Throughout this diary I have referred to our son as ‘SM’, SmallMonkey. He was seven when I started writing this; I wanted to keep him secret. Well you can’t hide forever, especially not when you’re getting taller, older. So he’s not SM any more he’s Jonah, and today he turns 11.
But 2015 was a funny old year, with a different flavour of discussions. Not adult, not yet – there’s still a petulant twang to the voice and a big lower lip. He’s not reading War and Peace (yet) and he’s not splitting the atom, although he likes a good science project. He’s our Only, and he often feels the weight of that, for whatever reason. He does make me laugh (mostly in a good way), but this was not a year of hilarious anecodotes. Have we just had a growth year? Or are we going backwards?
School’s busy. Evenings are hectic and often end in homework sulks, belligerent demands for toast, ice cream, nachos, never mind what we actually have in stock. From me there are shouted commands (TIDY, SHOWER, TEETH, BED!) and mornings have the same code (SHOES, BAG, BUS!) – this isn’t family chatter, this is boot camp. And don’t get me started on the high school debates.
How long until the XBox? Can we skip tennis? Sleep over? Tonight? Why not? Ditch homework / piano / chores? Can the entire condo have pizza? Why not? Can everyone have lunch here? Can he have lunch there? Why do we have to do that? Can’t we watch a film? Why is it too old? Half the class has seen it. Yes they have. Well their mums must be wrong. Why are we having fish? Who in the house likes ginger? Can he leave it? Why temples, why not the mall? Why does he have to do swimming, football, rugby, tennis, swimming, football, rugby, football, tennis? Can we have pudding on the sofa? Can he have more food? Less food? Better food? Why can’t he have a phone?
With this kind of debating prowess he will surely build legacies; communities; cities.

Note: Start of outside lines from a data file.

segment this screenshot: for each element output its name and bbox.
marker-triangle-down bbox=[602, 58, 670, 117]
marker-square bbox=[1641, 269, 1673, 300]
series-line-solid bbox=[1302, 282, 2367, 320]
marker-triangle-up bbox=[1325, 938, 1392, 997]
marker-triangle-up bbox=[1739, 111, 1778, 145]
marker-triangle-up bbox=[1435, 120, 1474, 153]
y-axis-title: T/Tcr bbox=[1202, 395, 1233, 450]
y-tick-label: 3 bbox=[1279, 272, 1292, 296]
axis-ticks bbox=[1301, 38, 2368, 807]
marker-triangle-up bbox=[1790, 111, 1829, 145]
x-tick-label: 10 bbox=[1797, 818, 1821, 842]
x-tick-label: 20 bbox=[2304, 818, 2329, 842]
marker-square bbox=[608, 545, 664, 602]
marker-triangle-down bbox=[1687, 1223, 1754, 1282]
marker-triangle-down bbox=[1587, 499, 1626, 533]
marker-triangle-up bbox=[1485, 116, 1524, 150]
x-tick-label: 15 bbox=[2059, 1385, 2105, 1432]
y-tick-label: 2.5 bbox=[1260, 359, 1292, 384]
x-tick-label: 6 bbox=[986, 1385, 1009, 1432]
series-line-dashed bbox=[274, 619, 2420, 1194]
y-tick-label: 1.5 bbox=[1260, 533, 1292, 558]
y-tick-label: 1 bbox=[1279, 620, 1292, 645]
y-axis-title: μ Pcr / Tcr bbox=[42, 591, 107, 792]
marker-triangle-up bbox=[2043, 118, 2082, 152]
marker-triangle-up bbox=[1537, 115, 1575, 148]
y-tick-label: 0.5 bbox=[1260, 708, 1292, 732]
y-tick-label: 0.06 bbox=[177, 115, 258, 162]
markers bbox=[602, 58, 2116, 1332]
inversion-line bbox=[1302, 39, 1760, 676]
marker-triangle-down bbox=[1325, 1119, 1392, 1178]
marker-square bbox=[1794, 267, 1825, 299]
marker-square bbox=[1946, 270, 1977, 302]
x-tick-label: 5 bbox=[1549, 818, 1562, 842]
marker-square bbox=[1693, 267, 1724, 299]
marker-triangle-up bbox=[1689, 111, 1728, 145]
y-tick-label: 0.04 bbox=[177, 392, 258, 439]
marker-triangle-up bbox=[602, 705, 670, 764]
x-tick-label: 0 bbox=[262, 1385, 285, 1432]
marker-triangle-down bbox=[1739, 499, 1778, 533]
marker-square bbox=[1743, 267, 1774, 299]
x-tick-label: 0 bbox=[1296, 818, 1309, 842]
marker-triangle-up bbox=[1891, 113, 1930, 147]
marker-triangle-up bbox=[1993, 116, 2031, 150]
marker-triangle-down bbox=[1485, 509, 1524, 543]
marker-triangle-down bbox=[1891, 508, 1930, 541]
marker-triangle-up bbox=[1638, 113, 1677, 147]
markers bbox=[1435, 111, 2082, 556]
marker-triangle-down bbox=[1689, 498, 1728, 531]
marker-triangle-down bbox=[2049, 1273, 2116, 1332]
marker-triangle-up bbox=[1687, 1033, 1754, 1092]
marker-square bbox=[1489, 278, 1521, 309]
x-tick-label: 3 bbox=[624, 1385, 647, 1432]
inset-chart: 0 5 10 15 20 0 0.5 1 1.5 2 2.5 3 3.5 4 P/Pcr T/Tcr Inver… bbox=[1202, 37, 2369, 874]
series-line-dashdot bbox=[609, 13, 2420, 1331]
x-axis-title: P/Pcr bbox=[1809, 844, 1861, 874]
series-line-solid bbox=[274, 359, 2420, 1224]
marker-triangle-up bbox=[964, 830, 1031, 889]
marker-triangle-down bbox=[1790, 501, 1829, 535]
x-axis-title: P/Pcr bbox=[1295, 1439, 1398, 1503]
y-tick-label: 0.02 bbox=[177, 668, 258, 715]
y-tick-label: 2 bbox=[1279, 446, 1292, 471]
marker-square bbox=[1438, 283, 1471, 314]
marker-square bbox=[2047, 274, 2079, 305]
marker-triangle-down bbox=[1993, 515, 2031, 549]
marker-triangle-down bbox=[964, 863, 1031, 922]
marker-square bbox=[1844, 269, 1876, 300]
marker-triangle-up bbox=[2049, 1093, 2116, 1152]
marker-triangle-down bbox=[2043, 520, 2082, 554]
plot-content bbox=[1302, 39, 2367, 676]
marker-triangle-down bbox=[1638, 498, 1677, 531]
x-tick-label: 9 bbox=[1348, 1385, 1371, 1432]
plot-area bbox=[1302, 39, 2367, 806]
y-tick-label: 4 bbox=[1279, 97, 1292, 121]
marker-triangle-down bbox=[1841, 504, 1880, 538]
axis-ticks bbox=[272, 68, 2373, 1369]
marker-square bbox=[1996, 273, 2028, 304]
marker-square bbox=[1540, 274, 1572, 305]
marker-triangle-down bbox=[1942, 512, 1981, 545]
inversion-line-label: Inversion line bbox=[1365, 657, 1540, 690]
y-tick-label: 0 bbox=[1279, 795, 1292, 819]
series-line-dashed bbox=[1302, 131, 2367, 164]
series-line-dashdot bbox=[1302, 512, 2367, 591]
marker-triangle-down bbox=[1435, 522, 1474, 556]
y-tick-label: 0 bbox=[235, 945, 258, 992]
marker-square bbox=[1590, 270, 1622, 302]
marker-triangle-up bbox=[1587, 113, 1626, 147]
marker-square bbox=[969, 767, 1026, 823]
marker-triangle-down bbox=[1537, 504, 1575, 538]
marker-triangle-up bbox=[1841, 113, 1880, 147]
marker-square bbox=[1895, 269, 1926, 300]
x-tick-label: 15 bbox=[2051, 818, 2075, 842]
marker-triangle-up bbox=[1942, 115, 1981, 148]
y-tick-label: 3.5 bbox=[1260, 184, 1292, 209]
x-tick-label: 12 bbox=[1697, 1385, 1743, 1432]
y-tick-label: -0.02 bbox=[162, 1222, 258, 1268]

Never mind. They’re all at it, and within all of this can be found the flashes of kindness and genuine moral standing that anyone who knows Jonah will know he possesses. When homework is forgotten an email is swiftly tapped out to the teacher, sweetly phrased with apologies and constructive ideas. I am sad one day, and, placing a kind paw on my arm, he suggests a Grandpa Skype (it always works for him, he says). He comes back from a neighbour very full. What did he eat? He says, Mum it was all German, and I was the only kid who tried anything, I felt so sorry for her, so I kept eating whatever she offered.
I always have an ear out for howlers but this year has been rather thin on the ground. I’ve copied down three, all in the last few weeks, that sum him up:
We were having a little chat about Death, as you do.
‘Do you know that you’re going to die?’ he asks.
‘Yes,’ I say. ‘From the moment you’re born, it’s the one certainty.’
‘But do we know exactly when? And how do we know what happens after we’ve died? For instance a guy – say he’s called Steve or something – dies and then maybe he gets transported into my body. Because you can’t just lie there all day in the dark when you’re dead, can you? Maybe it’s like sleeping and you can’t feel anything? Wish I could work it out.’
Muddy-faced after PE, Jonah is challenged by the head of the girl bulllies:
Her: ‘Ugh! What happened to your face?’
Him: ‘I’ve been playing rugby, what’s your excuse?’
Heading back to class after a guitar lesson at school.
Teacher: ‘Where are you going next?’
Him: ‘Sri Lanka’
Happy birthday, you big monkey (and in the Year of the Monkey too, your year). Keep up with the comebacks and don’t fret the BigEverAfter.